Given the Conservative Party's track record with criminal justice legislation I do not hold out much hope that any new laws will represent anything more than ideological pandering. 

Quite simply the Conservative Party does not draft laws based on evidence.  They legislate based on public reaction and ideology.  The Conservative Party legislates under the guise of public safety but their measures do little to make us safer.

From the Conservative perspective you either stand with the government or you stand with the sex offenders.  This mind set is not only intellectually dishonest but it is unsafe.

Will Mr. Harper listen to the evidence as it relates to sexual offenses?

A 2008 study found that New York’s Sex Offender Registration and Notification Law had no impact on reducing sexual re-offending by rapists, child molesters, or other sex offenders.  The study concluded that:

One of the main reasons that sex offence registries and community notification schemes do not have any impact is that the recidivism rate for sex offenders is not remarkably high. Most sex offences, it appears, are committed by those who have not previously been convicted of a sex offence. “Because registration and community notification laws were based on false assumptions regarding sex offenders and sexual offences, attention and resources are diverted from those most common types of sex offences – those committed by first-time sex offenders and those who have a pre-established relationship with the victim – to ones perpetrated by the stereotypical sex offender

A 2003 study dealing with sex offenders registration and community notification came to the conclusion:

Clearly, registries and notification systems are not without their own problems and, as such, demand careful scrutiny before being implemented.
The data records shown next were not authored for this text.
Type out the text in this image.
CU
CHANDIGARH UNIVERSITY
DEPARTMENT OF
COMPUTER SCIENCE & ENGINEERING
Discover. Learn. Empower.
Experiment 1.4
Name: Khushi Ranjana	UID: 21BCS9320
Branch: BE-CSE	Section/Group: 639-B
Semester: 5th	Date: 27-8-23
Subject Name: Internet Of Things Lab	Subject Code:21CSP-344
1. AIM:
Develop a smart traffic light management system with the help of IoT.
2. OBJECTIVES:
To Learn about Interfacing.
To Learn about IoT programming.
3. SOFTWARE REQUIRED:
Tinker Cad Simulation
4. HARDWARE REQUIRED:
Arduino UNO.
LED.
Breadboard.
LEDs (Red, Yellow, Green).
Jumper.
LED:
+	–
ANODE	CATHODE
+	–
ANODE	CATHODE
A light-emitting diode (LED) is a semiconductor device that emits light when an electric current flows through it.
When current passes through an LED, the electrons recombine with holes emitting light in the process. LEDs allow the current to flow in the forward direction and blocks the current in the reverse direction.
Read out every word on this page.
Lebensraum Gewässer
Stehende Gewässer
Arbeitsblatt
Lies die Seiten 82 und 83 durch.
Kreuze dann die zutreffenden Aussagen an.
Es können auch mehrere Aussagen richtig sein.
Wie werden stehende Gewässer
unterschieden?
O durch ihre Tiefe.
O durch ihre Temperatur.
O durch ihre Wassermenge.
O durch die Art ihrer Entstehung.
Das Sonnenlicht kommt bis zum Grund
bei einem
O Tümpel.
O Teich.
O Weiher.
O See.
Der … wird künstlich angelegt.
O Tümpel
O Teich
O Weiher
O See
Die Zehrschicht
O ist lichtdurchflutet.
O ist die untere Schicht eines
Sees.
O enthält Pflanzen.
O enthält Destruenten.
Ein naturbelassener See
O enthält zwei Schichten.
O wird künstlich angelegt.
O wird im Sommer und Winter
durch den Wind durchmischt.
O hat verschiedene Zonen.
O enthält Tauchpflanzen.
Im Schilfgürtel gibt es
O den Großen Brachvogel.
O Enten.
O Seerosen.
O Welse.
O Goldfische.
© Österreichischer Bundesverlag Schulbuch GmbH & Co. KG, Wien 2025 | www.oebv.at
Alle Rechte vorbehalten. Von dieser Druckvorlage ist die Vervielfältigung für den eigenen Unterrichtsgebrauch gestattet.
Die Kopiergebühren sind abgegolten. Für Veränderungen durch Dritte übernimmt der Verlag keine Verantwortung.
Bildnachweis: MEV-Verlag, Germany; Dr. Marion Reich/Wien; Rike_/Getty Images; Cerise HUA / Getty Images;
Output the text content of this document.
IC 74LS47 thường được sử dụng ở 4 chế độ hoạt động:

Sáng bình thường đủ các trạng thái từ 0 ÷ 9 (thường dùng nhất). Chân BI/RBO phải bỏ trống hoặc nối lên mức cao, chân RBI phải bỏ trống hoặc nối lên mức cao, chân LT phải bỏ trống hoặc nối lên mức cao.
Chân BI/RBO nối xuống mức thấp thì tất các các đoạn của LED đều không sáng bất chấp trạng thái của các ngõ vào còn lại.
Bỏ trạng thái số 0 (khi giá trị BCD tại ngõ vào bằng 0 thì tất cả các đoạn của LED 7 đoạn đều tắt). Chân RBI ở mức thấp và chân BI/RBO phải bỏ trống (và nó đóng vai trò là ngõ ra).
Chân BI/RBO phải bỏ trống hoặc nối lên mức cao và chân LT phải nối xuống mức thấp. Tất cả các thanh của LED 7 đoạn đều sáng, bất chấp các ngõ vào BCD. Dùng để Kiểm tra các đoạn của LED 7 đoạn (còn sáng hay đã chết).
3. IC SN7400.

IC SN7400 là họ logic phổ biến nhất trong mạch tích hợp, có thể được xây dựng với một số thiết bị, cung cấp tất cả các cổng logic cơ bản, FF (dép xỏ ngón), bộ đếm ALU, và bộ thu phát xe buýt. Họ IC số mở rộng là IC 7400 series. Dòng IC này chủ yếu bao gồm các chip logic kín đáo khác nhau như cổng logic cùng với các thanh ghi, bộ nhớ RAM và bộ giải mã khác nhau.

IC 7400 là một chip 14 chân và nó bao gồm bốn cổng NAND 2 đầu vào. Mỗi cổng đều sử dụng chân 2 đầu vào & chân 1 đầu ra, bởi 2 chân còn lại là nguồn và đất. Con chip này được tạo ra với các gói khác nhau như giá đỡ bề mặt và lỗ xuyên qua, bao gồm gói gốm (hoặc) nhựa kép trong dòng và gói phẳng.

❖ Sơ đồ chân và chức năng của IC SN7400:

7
This warning gains even more salience when one recognizes that their proclaimed benefits have yet to receive empirical support. 

A 2007 study found that notification systems are in fact more likely to negatively effect overall safety and do not reduce recidivism rates:

Clearly there are negative consequences of efforts to publicize the identity of those who have been released from prison after serving time for sex offences. Given the absence of convincing data on the efficacy of these procedures in reducing recidivism, it would appear that these broad notification policies “are more likely to undermine the stability of sex offenders than to provide the sweeping protection they intend to achieve” 

Many studies have shown that communities are not made safer by the type of legislation embraced by the conservative, see:

  • During, Caleb (2006). Never Going Home: Does it Make Us Safer? Does it Make Sense? Sex Offenders, Residency Restrictions, and Reforming Risk Management Law. Journal of Criminal Law & Criminology, 97(1), 317-363.

  • Harris, Andrew J. R.; Hanson, R. Karl (2004). Sex Offender Recidivism: A simple Question. Ottawa: Public Safety and Emergency Preparedness Canada.

  • Levenson, Jill S.; Cotter, Leo P. (2005). The Impact of Sex Offender Residence Restrictions: 1,000 Feet from Danger or One Step from Absurd?. International Journal of Offender Therapy Comparative Criminology, 49(2), 168-178.

  • Petrosino, Anthony J.; Petrosino, Carolyn (1999). The Public Safety Potential of Megan’s Law in Massachusetts: An Assessment from a Sample of Criminal Sexual Psychopaths. Crime and Delinquency, 45 (1), 140-158.

Sexual offences are reprehensible and must be dealt with seriously.  At the same time criminal laws dealing with sexual based offences should consider the available evidence. 

It may be that Canada requires new legislation to deal with emerging criminal law issues, but it is only when evidence is considered that communities can be made safer.  Sadly it seems that this is not  Mr. Harper goal.  Quite tellingly Mr. Harper said: 

“We do not understand why child predators do the heinous things they do and, in all frankness, we don’t particularly care to.” 

If Mr. Harper truly is interested in making communities safer he should care.  We should care.  Legislation should not be reactionary.  It should not be ideological.  As citizens we deserve logical and evidence based policies.

Reactionary legislation may make us feel safer, but this is a cold comfort if the protections offered are more illusory than real.